À Polícia Militar (PM), o marido da mulher e pai da criança disse que, ao chegar do trabalho, percebeu que a esposa e a filha não levantaram e precisou usar uma pedra para quebrar a janela de um quarto e entrar. No local, encontrou a criança morta e esposa desacordada.
A equipe médica foi chamada e levou a mulher para o Pronto de Atendimento. Ela está estável e passou por uma intervenção médica.
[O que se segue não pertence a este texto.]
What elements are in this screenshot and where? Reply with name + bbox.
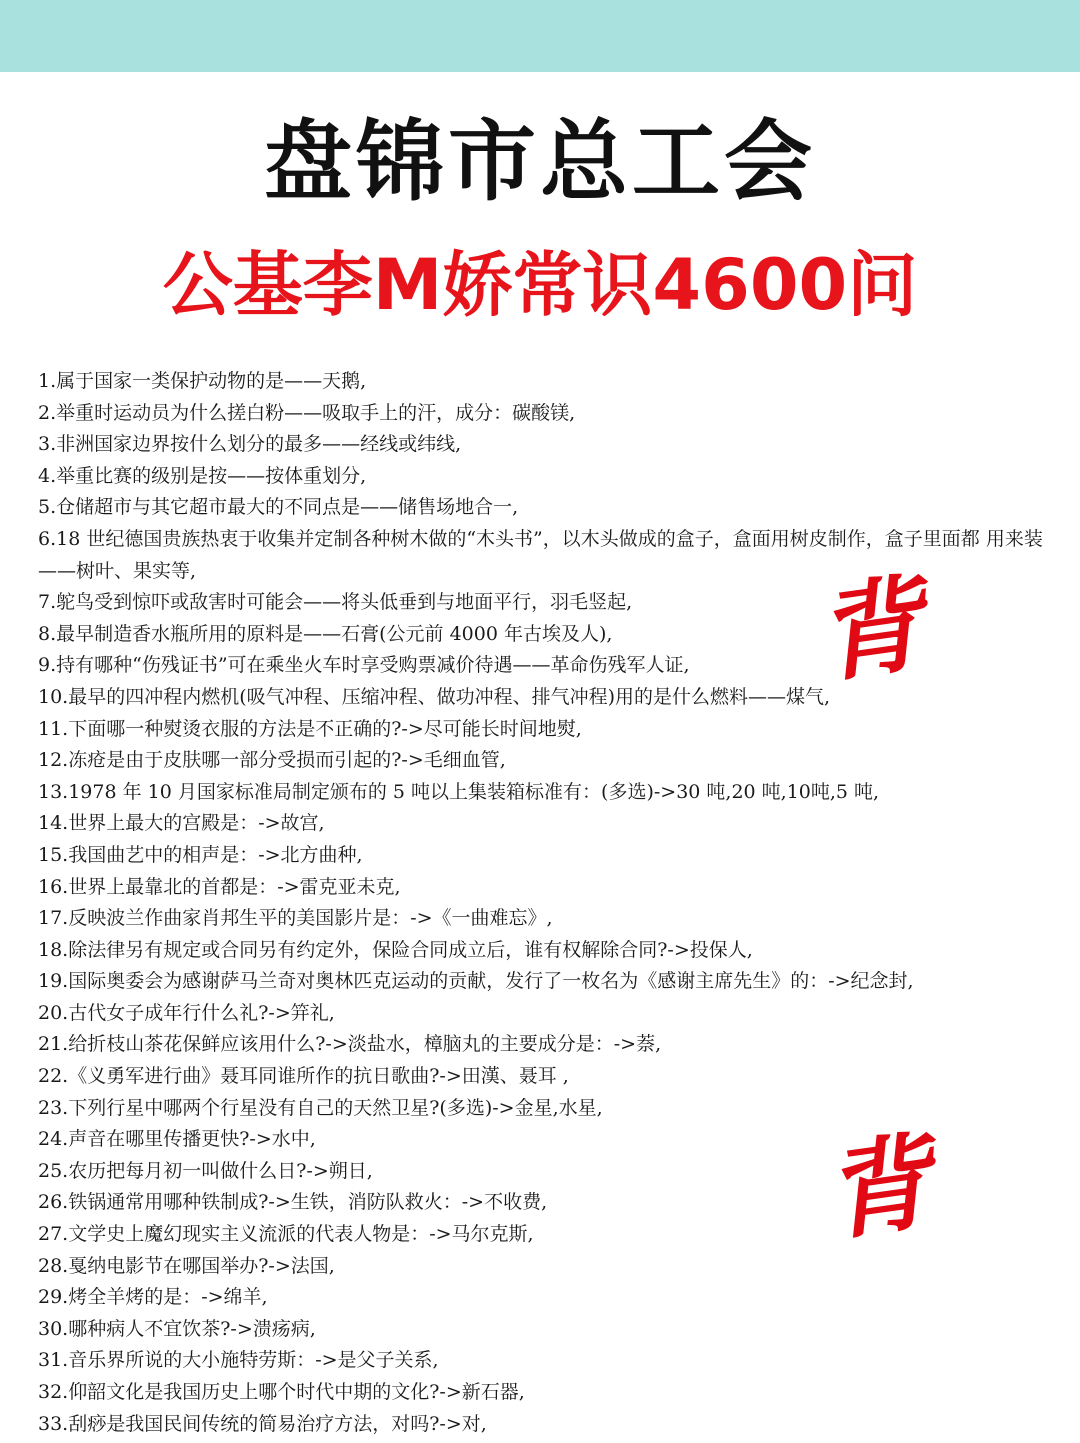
list-item: 9.持有哪种“伤残证书”可在乘坐火车时享受购票减价待遇——革命伤残军人证, (38, 654, 690, 677)
list-item: 19.国际奥委会为感谢萨马兰奇对奥林匹克运动的贡献，发行了一枚名为《感谢主席先生》的：->纪念封, (38, 970, 914, 993)
memorize-stamp: 背 (810, 562, 930, 698)
list-item: 33.刮痧是我国民间传统的简易治疗方法，对吗?->对, (38, 1412, 487, 1435)
list-item: 15.我国曲艺中的相声是：->北方曲种, (38, 843, 363, 866)
list-item: 23.下列行星中哪两个行星没有自己的天然卫星?(多选)->金星,水星, (38, 1096, 603, 1119)
list-item: 21.给折枝山茶花保鲜应该用什么?->淡盐水，樟脑丸的主要成分是：->萘, (38, 1033, 662, 1056)
list-item: 8.最早制造香水瓶所用的原料是——石膏(公元前 4000 年古埃及人), (38, 622, 613, 645)
list-item: 3.非洲国家边界按什么划分的最多——经线或纬线, (38, 433, 462, 456)
list-item: 11.下面哪一种熨烫衣服的方法是不正确的?->尽可能长时间地熨, (38, 717, 582, 740)
list-item: 24.声音在哪里传播更快?->水中, (38, 1128, 316, 1151)
page-title: 盘锦市总工会 (263, 110, 816, 213)
top-color-band (0, 0, 1080, 72)
list-item: 26.铁锅通常用哪种铁制成?->生铁，消防队救火：->不收费, (38, 1191, 548, 1214)
list-item: 18.除法律另有规定或合同另有约定外，保险合同成立后，谁有权解除合同?->投保人, (38, 938, 753, 961)
list-item: 16.世界上最靠北的首都是：->雷克亚未克, (38, 875, 401, 898)
list-item: 10.最早的四冲程内燃机(吸气冲程、压缩冲程、做功冲程、排气冲程)用的是什么燃料——煤气, (38, 685, 831, 708)
list-item: 6.18 世纪德国贵族热衷于收集并定制各种树木做的“木头书”，以木头做成的盒子，盒面用树皮制作，盒子里面都 用来装——树叶、果实等, (38, 527, 1043, 582)
list-item: 30.哪种病人不宜饮茶?->溃疡病, (38, 1317, 316, 1340)
list-item: 20.古代女子成年行什么礼?->笄礼, (38, 1001, 335, 1024)
list-item: 31.音乐界所说的大小施特劳斯：->是父子关系, (38, 1349, 439, 1372)
list-item: 1.属于国家一类保护动物的是——天鹅, (38, 370, 367, 392)
list-item: 5.仓储超市与其它超市最大的不同点是——储售场地合一, (38, 496, 519, 519)
list-item: 12.冻疮是由于皮肤哪一部分受损而引起的?->毛细血管, (38, 749, 506, 772)
list-item: 13.1978 年 10 月国家标准局制定颁布的 5 吨以上集装箱标准有：(多选)->30 吨,20 吨,10吨,5 吨, (38, 780, 880, 803)
list-item: 4.举重比赛的级别是按——按体重划分, (38, 464, 367, 487)
list-item: 22.《义勇军进行曲》聂耳同谁所作的抗日歌曲?->田漢、聂耳 , (38, 1065, 569, 1088)
page-subtitle: 公基李M娇常识4600问 (162, 244, 918, 326)
list-item: 17.反映波兰作曲家肖邦生平的美国影片是：->《一曲难忘》, (38, 907, 553, 930)
list-item: 7.鸵鸟受到惊吓或敌害时可能会——将头低垂到与地面平行，羽毛竖起, (38, 591, 633, 614)
list-item: 27.文学史上魔幻现实主义流派的代表人物是：->马尔克斯, (38, 1223, 534, 1246)
list-item: 2.举重时运动员为什么搓白粉——吸取手上的汗，成分：碳酸镁, (38, 401, 576, 424)
qa-list (38, 366, 1058, 1440)
list-item: 14.世界上最大的宫殿是：->故宫, (38, 812, 325, 835)
list-item: 28.戛纳电影节在哪国举办?->法国, (38, 1254, 335, 1277)
list-item: 29.烤全羊烤的是：->绵羊, (38, 1286, 268, 1309)
memorize-stamp: 背 (818, 1120, 938, 1256)
list-item: 32.仰韶文化是我国历史上哪个时代中期的文化?->新石器, (38, 1381, 525, 1403)
list-item: 25.农历把每月初一叫做什么日?->朔日, (38, 1159, 373, 1182)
De acordo com a Polícia Civil, ela seguia internada e inconsistente na manhã desta sexta-feira (28).
Remédios e morte da criança
Conforme a PM, haviam várias caixas de remédio jogadas pela cama, pelo chão e em uma estante do quarto em que as duas estavam. A mãe havia ingerido medicamentos.
A irmã da mulher contou aos militares que ela sofria de depressão, era uma boa mãe e a criança "era a vida dela" e não acredita que a mãe tenha tentado contra a vida da menina, que tem "necessidades especiais".
Os medicamentos e caixas localizados na residência foram apreendidos para análise dos peritos.
Investigação
Segundo o delegado da Polícia Civil, Douglas Magela, a criança foi submetida a um exame necroscópico. "Não foi evidenciada qualquer sinal de lesão corporal ou sinal que indicasse que ela tinha sido asfixiada. Muito pelo contrário, o exame mostra que tratava-se de uma criança muito bem nutrida, muito bem cuidada".
"Não foi encontrado também qualquer elemento que comprove ou que indique que a criança tenha ingerido qualquer tipo de comprimido antes de sua morte. Não havia no estômago dela qualquer resquício de comprimido", explicou.
Magela ainda relatou que foi colhido material para realização do exame toxicológico, pelo fato da criança utilizar medicamentos controlados. Nesse caso, o mesmo será apenas para definir "se havia excesso de remédio no sangue dela, mas nada que indique que tenha sido dado um medicamento a ela pouco antes da morte".
"Em casos como esse precisamos ter muita cautela, muito cuidado, antes de impor qualquer tipo de condenação às pessoas envolvidas no cenário. A Polícia Civil segue na investigação, aguardaremos o laudo toxicológico", completou.